Stylistic tricks that previously seemed forced now bear fruit because they serve the characterizations instead of being ends in themselves. Though the climactic scenes go further into fantasy than any previous Anderson film (Mr. Fox being the exception, of course), the emotions are always grounded in reality, and the various quests by both adults and children aren’t games foisted on them by the director’s quirkiness. Something is at stake here. The kids, as wise and as idiotic as only bright children can be, have witnessed enough dishonesty and pomposity in the adults to make them seek a temporary Eden. But they’re not crazy and intend to return soon.
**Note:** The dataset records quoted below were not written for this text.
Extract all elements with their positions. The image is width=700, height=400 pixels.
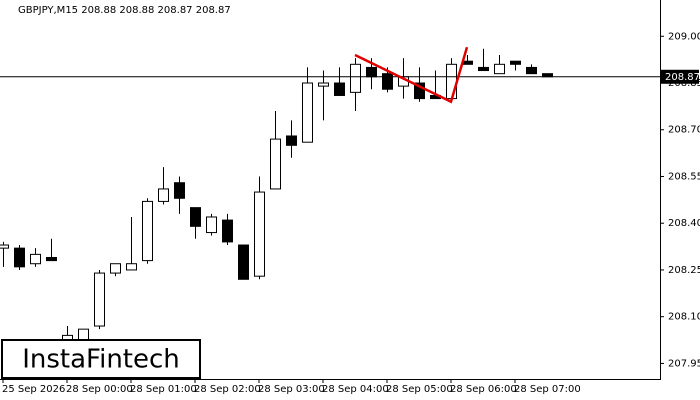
y-tick-label: 208.55 bbox=[668, 171, 700, 182]
candle-body bbox=[222, 219, 233, 243]
candle-body bbox=[238, 244, 249, 280]
candle-body bbox=[110, 263, 121, 274]
candle-body bbox=[334, 82, 345, 96]
x-tick-label: 25 Sep 2026 bbox=[2, 384, 65, 395]
logo-box bbox=[1, 339, 201, 379]
candle-body bbox=[94, 272, 105, 327]
x-tick-label: 28 Sep 01:00 bbox=[130, 384, 197, 395]
candle-body bbox=[46, 256, 57, 262]
candle-body bbox=[318, 82, 329, 87]
candle-body bbox=[414, 82, 425, 100]
logo: InstaFintech bbox=[22, 345, 180, 375]
candle-body bbox=[510, 60, 521, 65]
x-tick-label: 28 Sep 04:00 bbox=[322, 384, 389, 395]
candle-body bbox=[270, 138, 281, 190]
candle-body bbox=[254, 191, 265, 277]
current-price-label: 208.87 bbox=[665, 72, 700, 83]
x-tick-label: 28 Sep 00:00 bbox=[66, 384, 133, 395]
candle-body bbox=[366, 66, 377, 78]
candle-body bbox=[302, 82, 313, 143]
current-price-box bbox=[661, 69, 699, 84]
x-tick-label: 28 Sep 02:00 bbox=[194, 384, 261, 395]
y-tick-label: 208.40 bbox=[668, 218, 700, 229]
candle-body bbox=[174, 182, 185, 199]
candle-body bbox=[526, 66, 537, 75]
plot-area bbox=[0, 46, 660, 364]
candle-body bbox=[382, 73, 393, 90]
x-tick-label: 28 Sep 07:00 bbox=[514, 384, 581, 395]
y-tick-label: 208.25 bbox=[668, 265, 700, 276]
candle-body bbox=[142, 200, 153, 262]
candle-body bbox=[190, 207, 201, 227]
candle-body bbox=[14, 247, 25, 268]
y-tick-label: 208.10 bbox=[668, 312, 700, 323]
y-tick-label: 208.70 bbox=[668, 125, 700, 136]
candle-body bbox=[158, 188, 169, 202]
y-tick-label: 209.00 bbox=[668, 31, 700, 42]
pattern-line bbox=[354, 46, 469, 104]
candle-body bbox=[206, 216, 217, 234]
x-tick-label: 28 Sep 05:00 bbox=[386, 384, 453, 395]
x-tick-label: 28 Sep 06:00 bbox=[450, 384, 517, 395]
candle-body bbox=[446, 63, 457, 100]
chart-title: GBPJPY,M15 208.88 208.88 208.87 208.87 bbox=[18, 5, 231, 16]
candle-body bbox=[350, 63, 361, 93]
x-tick-label: 28 Sep 03:00 bbox=[258, 384, 325, 395]
candle-body bbox=[0, 244, 9, 249]
candle-body bbox=[126, 263, 137, 271]
candle-body bbox=[494, 63, 505, 75]
candle-body bbox=[286, 135, 297, 146]
candle-body bbox=[30, 253, 41, 265]
candle-body bbox=[478, 66, 489, 72]
y-tick-label: 207.95 bbox=[668, 358, 700, 369]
Anderson has always directed child actors to speak in affectless monotones to highlight, by contrast, the hysteria of adults. At first he repeats this method with Jared Gilman and Kara Hayward as Sam and Suzy, but only to establish that they are emotionally troubled and therefore tentative or overly emphatic in their speech. When their love gives them confidence, he allows them more subtle vocal shadings.

 Writing for the adults, Anderson and co-writer Roman Coppola have reined in the usual Andersonian coyness and crafted dialogue that is pithy, touching, and hilarious. When Suzy discovers that her mother is having an affair with Bruce Willis’s character and complains about “that dumb cop,” Frances McDormand replies, with a beautifully inflected wistfulness, “He’s not dumb, but I guess he is kinda sad.” That beautifully encapsulates what we come to know of Willis’s character and shows a reflectiveness on the mother’s part that Anderson has scarcely ever allowed his characters in the past.

The photography by Anderson regular Robert D. Yeoman has the usual bright, almost fairy-tale look favored by the director, but it’s more relaxed here, and the beauty of the island lends spaciousness to the high jinks.

The cast is a mixture of Anderson regulars (Jason Schwartzman, Bill Murray) and others new for him (McDormand, Willis). Willis in particular is cunningly employed. At first, his portrayal of Captain Sharp as a bit of a schlump seems a send-up of all those two-fisted action heroes he usually embodies. But as catastrophe approaches, Sharp does indeed get to be a hero, and in a way that may be more gratifying to some of us than all Willis’s Die Hard stunts.

Much of the soundtrack’s music is from Benjamin Britten’s The Young Person’s Guide to the Orchestra and his one-act miracle-play opera Noye’s Fludde. Of all modern composers, Britten was the one who best conveyed an understanding of how children look at the adult world: mystified, diffident, intrigued. And he did it with a limpid, entrancing beauty that’s never condescending. In his new movie Wes Anderson achieves the same feat.

Richard Alleva has been reviewing movies for Commonweal since 1990.